When President Donald Trump spoke about the four pillars of the administration's proposed immigration reform plan, he said that the goal is to "end chain migration." The cameras from inside the chamber picked up loud cheers, likely from Republicans, but at the end of the next sentence, there was a round of boos that had not been heard at earlier points in the speech.
"Under the current broken system, a single immigrant can bring in virtually unlimited numbers of distant relatives," Trump said over a growing chorus of boos. This claim isn't accurate, either -- citizens and green card holders can petition for certain immediate family members but it's not feasible to admit an unlimited number of family members, according to ABC News' fact check of the State of the Union address.
"I was surprised that that was the one moment that there were boos that I remember," said Jessica Vaughan, the director of policy studies at the Center for Immigration Studies.
The term -- chain migration -- has come under fire amid the ongoing immigration debate, with a number of Democratic senators and advocacy groups calling it racist.
On Monday, the day before the State of the Union, Sen. Kirsten Gillibrand, D-N.Y., slammed the use of the term by Trump and others.
"I think a lot of President Trump's rhetoric is racist and let's be very clear: When someone uses the phrase 'chained migration' ... it is intentional in trying to demonize families -- literally trying to demonize families -- and make it a racist slur and it is not right. And so we have to change the debate," Gillibrand said on ABC's "The View."
Days earlier, Sen. Chris Murphy, D-Conn., echoed that sentiment, writing on Twitter: "Reminder: 'chain migration' is a made up term by the hardline anti-immigration crowd. Its purpose is to dehumanize immigrants. If you're using that word, you're declaring a side."
And others commented on Trump's use of the phrase during the State of the Union speech itself, including former U.S. Attorney Preet Bharara and the American Civil Liberties Union, a nonpartisan nonprofit organization dedicated to defending individuals' rights.
Experts from conservative groups, including Vaughan, disagree with the backlash over the term.
"The term chain migration has been around for decades and decades and it's widely used among scholars of immigration and policy experts," Vaughan told ABC News this morning. "It's always been a very benign term."

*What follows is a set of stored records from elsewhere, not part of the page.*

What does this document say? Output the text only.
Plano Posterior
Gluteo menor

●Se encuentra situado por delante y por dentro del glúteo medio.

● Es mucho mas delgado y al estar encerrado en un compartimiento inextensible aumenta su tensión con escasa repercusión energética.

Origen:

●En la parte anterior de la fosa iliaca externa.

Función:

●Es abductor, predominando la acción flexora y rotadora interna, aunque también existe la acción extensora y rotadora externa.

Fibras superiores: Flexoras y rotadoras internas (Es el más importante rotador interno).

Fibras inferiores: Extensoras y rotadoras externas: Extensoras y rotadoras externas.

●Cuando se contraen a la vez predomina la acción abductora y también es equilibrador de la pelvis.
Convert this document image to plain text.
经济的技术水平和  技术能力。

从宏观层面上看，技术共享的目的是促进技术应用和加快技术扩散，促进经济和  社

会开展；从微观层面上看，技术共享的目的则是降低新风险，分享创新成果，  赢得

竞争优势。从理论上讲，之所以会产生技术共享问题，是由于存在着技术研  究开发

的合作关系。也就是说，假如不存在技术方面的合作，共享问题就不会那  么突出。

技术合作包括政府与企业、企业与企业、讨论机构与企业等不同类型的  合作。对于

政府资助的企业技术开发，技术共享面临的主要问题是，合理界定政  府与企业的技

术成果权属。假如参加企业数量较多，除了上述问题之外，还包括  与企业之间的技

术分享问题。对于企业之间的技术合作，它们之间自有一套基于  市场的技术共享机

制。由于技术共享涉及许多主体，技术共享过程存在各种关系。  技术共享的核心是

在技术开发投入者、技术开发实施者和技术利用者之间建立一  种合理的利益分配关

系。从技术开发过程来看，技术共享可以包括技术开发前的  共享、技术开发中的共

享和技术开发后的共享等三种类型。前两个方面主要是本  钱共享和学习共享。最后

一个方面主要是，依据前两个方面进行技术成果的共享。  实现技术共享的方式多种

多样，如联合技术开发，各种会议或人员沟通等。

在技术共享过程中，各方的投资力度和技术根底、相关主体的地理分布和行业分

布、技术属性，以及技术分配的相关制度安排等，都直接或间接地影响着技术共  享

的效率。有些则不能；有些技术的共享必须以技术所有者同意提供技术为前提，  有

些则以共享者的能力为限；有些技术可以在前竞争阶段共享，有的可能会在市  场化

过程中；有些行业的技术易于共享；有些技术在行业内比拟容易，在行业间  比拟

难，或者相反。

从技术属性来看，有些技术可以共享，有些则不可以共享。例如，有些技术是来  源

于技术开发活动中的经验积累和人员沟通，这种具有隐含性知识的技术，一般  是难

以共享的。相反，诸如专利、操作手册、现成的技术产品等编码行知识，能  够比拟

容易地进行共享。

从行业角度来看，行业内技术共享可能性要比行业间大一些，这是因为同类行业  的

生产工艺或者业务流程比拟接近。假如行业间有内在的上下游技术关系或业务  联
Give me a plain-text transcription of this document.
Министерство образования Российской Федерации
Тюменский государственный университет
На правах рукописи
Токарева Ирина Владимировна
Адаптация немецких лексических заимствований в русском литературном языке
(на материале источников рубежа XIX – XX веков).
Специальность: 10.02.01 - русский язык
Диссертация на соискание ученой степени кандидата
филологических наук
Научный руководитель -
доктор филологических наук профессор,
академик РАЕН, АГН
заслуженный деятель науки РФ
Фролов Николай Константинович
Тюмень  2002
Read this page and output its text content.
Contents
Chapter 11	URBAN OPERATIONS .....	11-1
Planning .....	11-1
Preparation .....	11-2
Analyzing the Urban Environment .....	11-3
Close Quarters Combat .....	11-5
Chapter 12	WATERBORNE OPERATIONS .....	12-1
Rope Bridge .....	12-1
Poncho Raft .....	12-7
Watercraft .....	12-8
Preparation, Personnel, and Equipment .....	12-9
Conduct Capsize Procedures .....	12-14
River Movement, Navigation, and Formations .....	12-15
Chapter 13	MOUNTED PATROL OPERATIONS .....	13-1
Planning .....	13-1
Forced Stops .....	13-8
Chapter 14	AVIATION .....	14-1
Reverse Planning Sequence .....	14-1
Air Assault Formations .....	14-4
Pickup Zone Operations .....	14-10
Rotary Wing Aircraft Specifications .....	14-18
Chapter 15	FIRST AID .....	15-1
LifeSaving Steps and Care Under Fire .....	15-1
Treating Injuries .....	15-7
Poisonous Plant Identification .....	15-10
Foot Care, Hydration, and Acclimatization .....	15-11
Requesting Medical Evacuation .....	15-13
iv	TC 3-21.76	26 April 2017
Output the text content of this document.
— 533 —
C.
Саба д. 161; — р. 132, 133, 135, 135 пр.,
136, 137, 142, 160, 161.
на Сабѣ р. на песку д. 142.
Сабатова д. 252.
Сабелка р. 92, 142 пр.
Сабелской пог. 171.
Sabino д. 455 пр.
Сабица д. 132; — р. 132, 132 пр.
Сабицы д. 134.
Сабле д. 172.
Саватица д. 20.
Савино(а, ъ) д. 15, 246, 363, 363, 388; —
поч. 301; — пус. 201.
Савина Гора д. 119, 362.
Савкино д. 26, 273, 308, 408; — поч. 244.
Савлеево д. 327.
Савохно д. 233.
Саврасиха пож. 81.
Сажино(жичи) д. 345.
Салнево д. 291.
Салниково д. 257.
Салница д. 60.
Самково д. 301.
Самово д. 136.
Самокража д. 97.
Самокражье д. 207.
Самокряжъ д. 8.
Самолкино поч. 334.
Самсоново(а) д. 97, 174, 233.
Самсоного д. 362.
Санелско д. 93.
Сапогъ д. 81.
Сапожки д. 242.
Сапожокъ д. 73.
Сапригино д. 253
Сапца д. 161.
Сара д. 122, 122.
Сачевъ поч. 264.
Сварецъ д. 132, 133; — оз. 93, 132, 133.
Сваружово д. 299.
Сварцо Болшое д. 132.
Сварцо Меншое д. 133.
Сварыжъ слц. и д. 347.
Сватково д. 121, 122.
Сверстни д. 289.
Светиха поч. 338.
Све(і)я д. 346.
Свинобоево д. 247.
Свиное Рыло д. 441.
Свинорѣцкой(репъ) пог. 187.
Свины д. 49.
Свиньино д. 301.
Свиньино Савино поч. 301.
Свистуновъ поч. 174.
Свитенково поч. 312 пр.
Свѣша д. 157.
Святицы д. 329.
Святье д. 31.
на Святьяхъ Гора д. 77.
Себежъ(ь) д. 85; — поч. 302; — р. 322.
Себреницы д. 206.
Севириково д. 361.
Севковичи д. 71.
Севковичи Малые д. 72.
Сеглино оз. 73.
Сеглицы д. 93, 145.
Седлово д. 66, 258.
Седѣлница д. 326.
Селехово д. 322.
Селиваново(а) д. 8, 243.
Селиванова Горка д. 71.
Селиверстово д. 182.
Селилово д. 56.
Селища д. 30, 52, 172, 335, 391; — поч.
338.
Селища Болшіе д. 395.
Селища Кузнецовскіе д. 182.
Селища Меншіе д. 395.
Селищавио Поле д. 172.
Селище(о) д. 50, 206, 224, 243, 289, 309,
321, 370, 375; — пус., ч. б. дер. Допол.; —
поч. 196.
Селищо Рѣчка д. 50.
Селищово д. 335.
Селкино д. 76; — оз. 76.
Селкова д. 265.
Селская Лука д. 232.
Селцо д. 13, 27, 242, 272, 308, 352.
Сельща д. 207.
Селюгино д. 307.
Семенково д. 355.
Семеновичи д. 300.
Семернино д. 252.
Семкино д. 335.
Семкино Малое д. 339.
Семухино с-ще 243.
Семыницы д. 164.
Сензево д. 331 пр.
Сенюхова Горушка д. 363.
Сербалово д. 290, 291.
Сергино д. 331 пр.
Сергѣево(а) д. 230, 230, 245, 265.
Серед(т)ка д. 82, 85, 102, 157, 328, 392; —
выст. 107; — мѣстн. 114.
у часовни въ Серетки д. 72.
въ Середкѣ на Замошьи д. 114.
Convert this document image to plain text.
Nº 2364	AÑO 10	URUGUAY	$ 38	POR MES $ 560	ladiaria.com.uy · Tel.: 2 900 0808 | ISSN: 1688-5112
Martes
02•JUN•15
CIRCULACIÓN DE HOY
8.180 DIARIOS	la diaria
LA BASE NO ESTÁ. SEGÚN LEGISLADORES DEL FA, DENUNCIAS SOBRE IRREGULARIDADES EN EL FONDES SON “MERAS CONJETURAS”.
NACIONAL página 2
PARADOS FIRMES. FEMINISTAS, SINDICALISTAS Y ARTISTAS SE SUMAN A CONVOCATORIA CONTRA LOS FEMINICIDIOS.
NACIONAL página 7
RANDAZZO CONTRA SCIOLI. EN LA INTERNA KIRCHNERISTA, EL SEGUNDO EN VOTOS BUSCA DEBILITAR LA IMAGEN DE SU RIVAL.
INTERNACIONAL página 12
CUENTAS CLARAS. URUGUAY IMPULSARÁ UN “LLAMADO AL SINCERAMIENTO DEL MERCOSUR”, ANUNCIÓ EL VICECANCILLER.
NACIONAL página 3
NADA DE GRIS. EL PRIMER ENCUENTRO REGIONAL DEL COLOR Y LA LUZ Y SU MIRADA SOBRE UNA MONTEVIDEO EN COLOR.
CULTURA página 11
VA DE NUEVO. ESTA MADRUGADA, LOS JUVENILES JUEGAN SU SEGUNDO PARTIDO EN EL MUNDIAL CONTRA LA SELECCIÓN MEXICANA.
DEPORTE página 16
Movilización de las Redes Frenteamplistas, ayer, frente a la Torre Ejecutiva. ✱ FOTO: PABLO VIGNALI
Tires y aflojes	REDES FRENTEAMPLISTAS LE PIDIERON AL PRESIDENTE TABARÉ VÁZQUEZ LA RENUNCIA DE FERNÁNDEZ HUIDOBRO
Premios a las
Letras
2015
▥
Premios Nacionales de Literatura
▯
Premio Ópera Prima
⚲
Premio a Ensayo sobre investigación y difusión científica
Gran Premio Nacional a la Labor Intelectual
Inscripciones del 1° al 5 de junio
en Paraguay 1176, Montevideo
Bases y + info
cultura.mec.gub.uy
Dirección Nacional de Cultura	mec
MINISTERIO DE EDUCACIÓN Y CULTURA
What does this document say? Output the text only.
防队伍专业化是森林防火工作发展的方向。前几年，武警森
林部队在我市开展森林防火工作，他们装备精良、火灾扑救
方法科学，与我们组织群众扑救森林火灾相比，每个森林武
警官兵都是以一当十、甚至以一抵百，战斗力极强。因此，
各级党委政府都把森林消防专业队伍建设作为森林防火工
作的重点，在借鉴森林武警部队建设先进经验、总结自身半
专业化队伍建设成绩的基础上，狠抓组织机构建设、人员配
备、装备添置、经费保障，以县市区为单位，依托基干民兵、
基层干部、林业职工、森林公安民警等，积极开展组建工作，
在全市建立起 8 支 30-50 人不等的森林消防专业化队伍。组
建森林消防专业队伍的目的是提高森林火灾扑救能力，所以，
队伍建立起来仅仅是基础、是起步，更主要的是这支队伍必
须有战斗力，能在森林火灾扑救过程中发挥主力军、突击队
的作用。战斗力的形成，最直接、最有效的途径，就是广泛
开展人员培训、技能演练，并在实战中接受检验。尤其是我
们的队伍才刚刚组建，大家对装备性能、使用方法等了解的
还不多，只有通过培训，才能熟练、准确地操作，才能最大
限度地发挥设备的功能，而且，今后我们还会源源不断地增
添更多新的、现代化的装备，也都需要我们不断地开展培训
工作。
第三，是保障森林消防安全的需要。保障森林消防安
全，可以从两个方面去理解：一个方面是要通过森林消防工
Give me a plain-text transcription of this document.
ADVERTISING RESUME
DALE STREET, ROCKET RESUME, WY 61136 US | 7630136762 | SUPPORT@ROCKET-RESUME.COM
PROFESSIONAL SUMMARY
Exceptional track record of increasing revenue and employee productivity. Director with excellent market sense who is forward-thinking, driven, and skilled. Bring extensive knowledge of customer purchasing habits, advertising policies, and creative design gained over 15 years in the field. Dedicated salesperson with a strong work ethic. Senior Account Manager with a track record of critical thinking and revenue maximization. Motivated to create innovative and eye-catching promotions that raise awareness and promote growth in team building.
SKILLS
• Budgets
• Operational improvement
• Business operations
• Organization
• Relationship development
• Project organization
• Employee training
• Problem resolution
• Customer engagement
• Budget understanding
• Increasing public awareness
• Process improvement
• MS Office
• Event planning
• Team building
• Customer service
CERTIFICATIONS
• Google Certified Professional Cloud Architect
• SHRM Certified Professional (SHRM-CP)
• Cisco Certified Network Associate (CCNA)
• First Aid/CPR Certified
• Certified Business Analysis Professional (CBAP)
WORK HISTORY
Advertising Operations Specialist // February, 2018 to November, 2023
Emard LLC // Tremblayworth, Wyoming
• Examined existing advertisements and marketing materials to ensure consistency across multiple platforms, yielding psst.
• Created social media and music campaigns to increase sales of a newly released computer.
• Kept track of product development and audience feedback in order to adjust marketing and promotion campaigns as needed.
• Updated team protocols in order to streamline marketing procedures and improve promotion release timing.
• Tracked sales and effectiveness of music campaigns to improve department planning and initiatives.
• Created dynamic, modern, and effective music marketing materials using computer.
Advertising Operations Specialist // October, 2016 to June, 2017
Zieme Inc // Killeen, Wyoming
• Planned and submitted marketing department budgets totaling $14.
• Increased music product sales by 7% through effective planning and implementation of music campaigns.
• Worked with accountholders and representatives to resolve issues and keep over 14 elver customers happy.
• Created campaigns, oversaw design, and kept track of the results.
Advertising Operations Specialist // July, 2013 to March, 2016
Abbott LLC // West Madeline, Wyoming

Vaughan also pointed to Sen. Dick Durbin, D-Ill., who spoke earlier this month about how the term shouldn't be used, even though there is C-SPAN footage from a floor speech in 2010 when Durbin used the term himself.
"It's a term that everyone has used for a long time and all the sudden it becomes off limits when people disagree with the reforms," Vaughan told ABC News.
The term is used to describe the chain-like way that people are allowed to apply for legal immigration to the U.S. after a certain relative lives in the country.
"It's like a chain that just keeps going out," said Hans von Spakovsky, a senior legal fellow at the Heritage Foundation, a conservative think tank.
Those who oppose the term, like Diane Rish, the associate director of government relations at the American Immigration Lawyers Association, claim that it "makes it seem like there's this chain in place when at the end of the day it's really all about family reunification."
"Family reunification" is the preferred term by some advocacy groups, but neither that nor chain migration are actually used by the State Department. Instead, the State Department calls it "family-based immigrant visas," which are broken down into categories determining who can apply.
Under the current system, immediate relative immigrant visas are intended for the spouse of a U.S. citizen, unmarried children of the citizen under the age of 21, parents of a U.S. citizen who is at least 21 years old, and orphans either already adopted abroad or to be adopted abroad by the U.S. citizen. After that group, there are four categories of other relatives who can be granted family preference immigrant visas: unmarried sons and daughters of U.S. citizens and their children, married children of citizens and their spouses or children, brothers and sisters of U.S. citizens and their spouses and children, and the spouses, minor children and unmarried children of lawful permanent residents.
The immigration plan proposed by the Trump administration does not get rid of such family-based immigrant visas but limits them. In the State of the Union speech, Trump billed it as a way to "protect the nuclear family."
"Under our plan, we focus on the immediate family, by limiting sponsorships to spouses and minor children," he said.
Von Spakovsky said that the cries of racism surrounding the term are "just an attempt to divert people from debating the issue."
"They bring out the racism claim as a way to try and shut down debate," he told ABC News.